Integrated hardware and software for improved flatness measurement: ATC4.1 flip chip assembly case studies

Abstract

Over the past four decades, electronic packaging technology has evolved from peripheral, through-hole, and bulk configurations to area-array. surface-mount, and small-profile approaches. Among these approaches, flip chip attachment has become the favorable choice for its capability of high volume of input/output and short path of signal distribution. Given the projection that the chip size and power of a single chip package will increase dramatically. substrate warpage of flip-chip packages during assembly and usage has become one of the main concerns. Warpage could cause misalignment between the chip and the substrate, prevent the solder balls from making contact with the substrate flip chip pads during the reflow soldering process, or induce crack nucleation at the board underfill interface in long-term usage.
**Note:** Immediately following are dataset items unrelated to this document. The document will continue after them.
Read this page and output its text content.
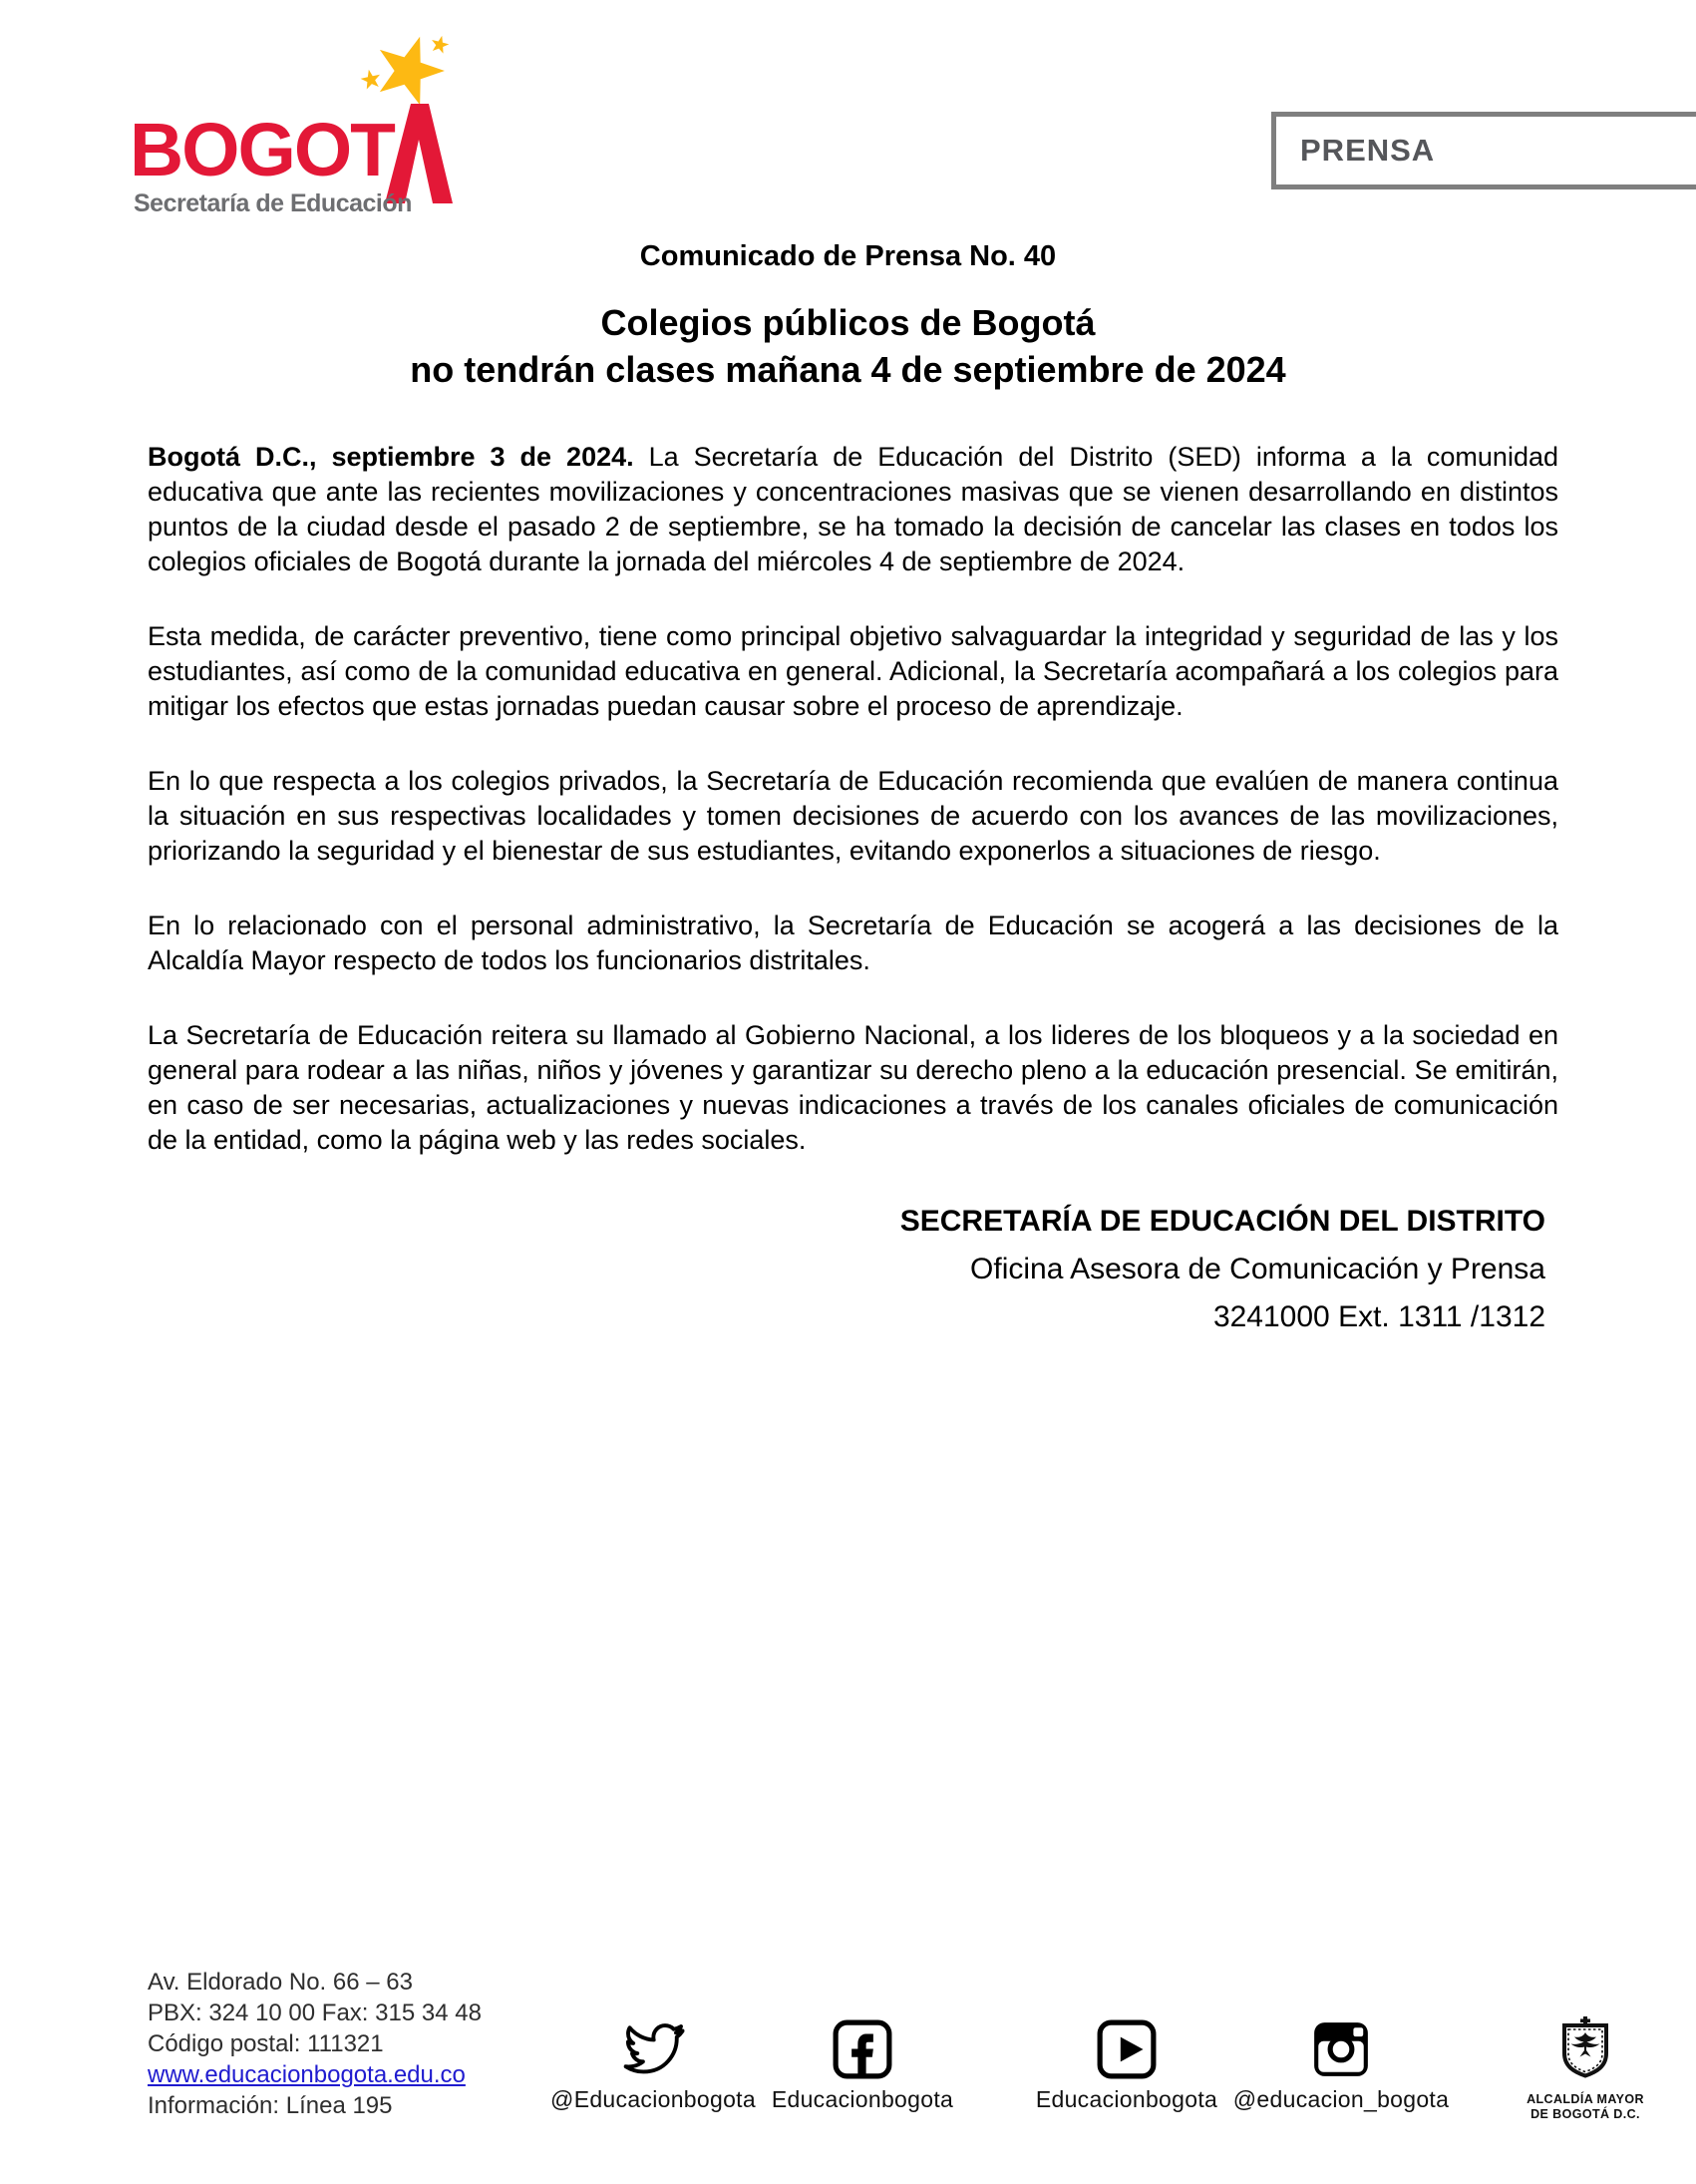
BOGOT
Secretaría de Educación
PRENSA
Comunicado de Prensa No. 40
Colegios públicos de Bogotá
no tendrán clases mañana 4 de septiembre de 2024

Bogotá D.C., septiembre 3 de 2024. La Secretaría de Educación del Distrito (SED) informa a la comunidad educativa que ante las recientes movilizaciones y concentraciones masivas que se vienen desarrollando en distintos puntos de la ciudad desde el pasado 2 de septiembre, se ha tomado la decisión de cancelar las clases en todos los colegios oficiales de Bogotá durante la jornada del miércoles 4 de septiembre de 2024.

Esta medida, de carácter preventivo, tiene como principal objetivo salvaguardar la integridad y seguridad de las y los estudiantes, así como de la comunidad educativa en general. Adicional, la Secretaría acompañará a los colegios para mitigar los efectos que estas jornadas puedan causar sobre el proceso de aprendizaje.

En lo que respecta a los colegios privados, la Secretaría de Educación recomienda que evalúen de manera continua la situación en sus respectivas localidades y tomen decisiones de acuerdo con los avances de las movilizaciones, priorizando la seguridad y el bienestar de sus estudiantes, evitando exponerlos a situaciones de riesgo.

En lo relacionado con el personal administrativo, la Secretaría de Educación se acogerá a las decisiones de la Alcaldía Mayor respecto de todos los funcionarios distritales.

La Secretaría de Educación reitera su llamado al Gobierno Nacional, a los lideres de los bloqueos y a la sociedad en general para rodear a las niñas, niños y jóvenes y garantizar su derecho pleno a la educación presencial. Se emitirán, en caso de ser necesarias, actualizaciones y nuevas indicaciones a través de los canales oficiales de comunicación de la entidad, como la página web y las redes sociales.

SECRETARÍA DE EDUCACIÓN DEL DISTRITO
Oficina Asesora de Comunicación y Prensa
3241000 Ext. 1311 /1312
Av. Eldorado No. 66 – 63
PBX: 324 10 00 Fax: 315 34 48
Código postal: 111321
www.educacionbogota.edu.co
Información: Línea 195	@Educacionbogota Educacionbogota	Educacionbogota @educacion_bogota	ALCALDÍA MAYOR
DE BOGOTÁ D.C.
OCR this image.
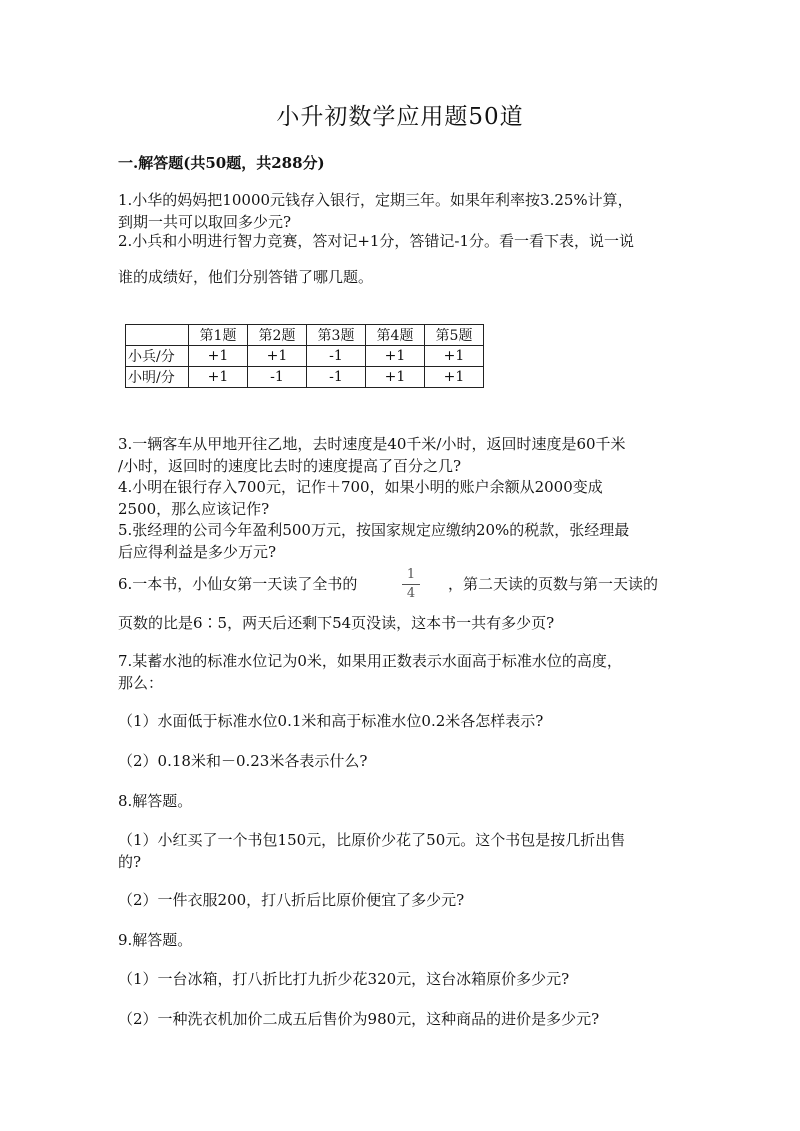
小升初数学应用题50道
一.解答题(共50题，共288分)
1.小华的妈妈把10000元钱存入银行，定期三年。如果年利率按3.25%计算，
到期一共可以取回多少元?
2.小兵和小明进行智力竞赛，答对记+1分，答错记-1分。看一看下表，说一说
谁的成绩好，他们分别答错了哪几题。
	第1题	第2题	第3题	第4题	第5题
小兵/分	+1	+1	-1	+1	+1
小明/分	+1	-1	-1	+1	+1
3.一辆客车从甲地开往乙地，去时速度是40千米/小时，返回时速度是60千米
/小时，返回时的速度比去时的速度提高了百分之几?
4.小明在银行存入700元，记作＋700，如果小明的账户余额从2000变成
2500，那么应该记作?
5.张经理的公司今年盈利500万元，按国家规定应缴纳20%的税款，张经理最
后应得利益是多少万元?
6.一本书，小仙女第一天读了全书的
1
4
，第二天读的页数与第一天读的
页数的比是6∶5，两天后还剩下54页没读，这本书一共有多少页?
7.某蓄水池的标准水位记为0米，如果用正数表示水面高于标准水位的高度，
那么：
（1）水面低于标准水位0.1米和高于标准水位0.2米各怎样表示?
（2）0.18米和－0.23米各表示什么?
8.解答题。
（1）小红买了一个书包150元，比原价少花了50元。这个书包是按几折出售
的?
（2）一件衣服200，打八折后比原价便宜了多少元?
9.解答题。
（1）一台冰箱，打八折比打九折少花320元，这台冰箱原价多少元?
（2）一种洗衣机加价二成五后售价为980元，这种商品的进价是多少元?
In this research, the authors developed an integrated shadow moire system for improved warpage analysis. The hardware is designed to carry out warpage measurement with a resolution on the order of microns. Combined with software, the integrated system is fully automated and highly accurate. As case studies, the system is used to characterize the substrate warpage of flip chip on organic board assemblies. Warpage of the substrates at the initial bare-board stage, post-reflow, and post-underfill are measured at room temperature. It is found that by properly selecting initially warped substrates, warpage can be diminished during the assembly processes. In addition, warpage measurements at elevated temperatures during thermal cycling and power cycling show that power cycling poses a smaller impact on substrate warpage.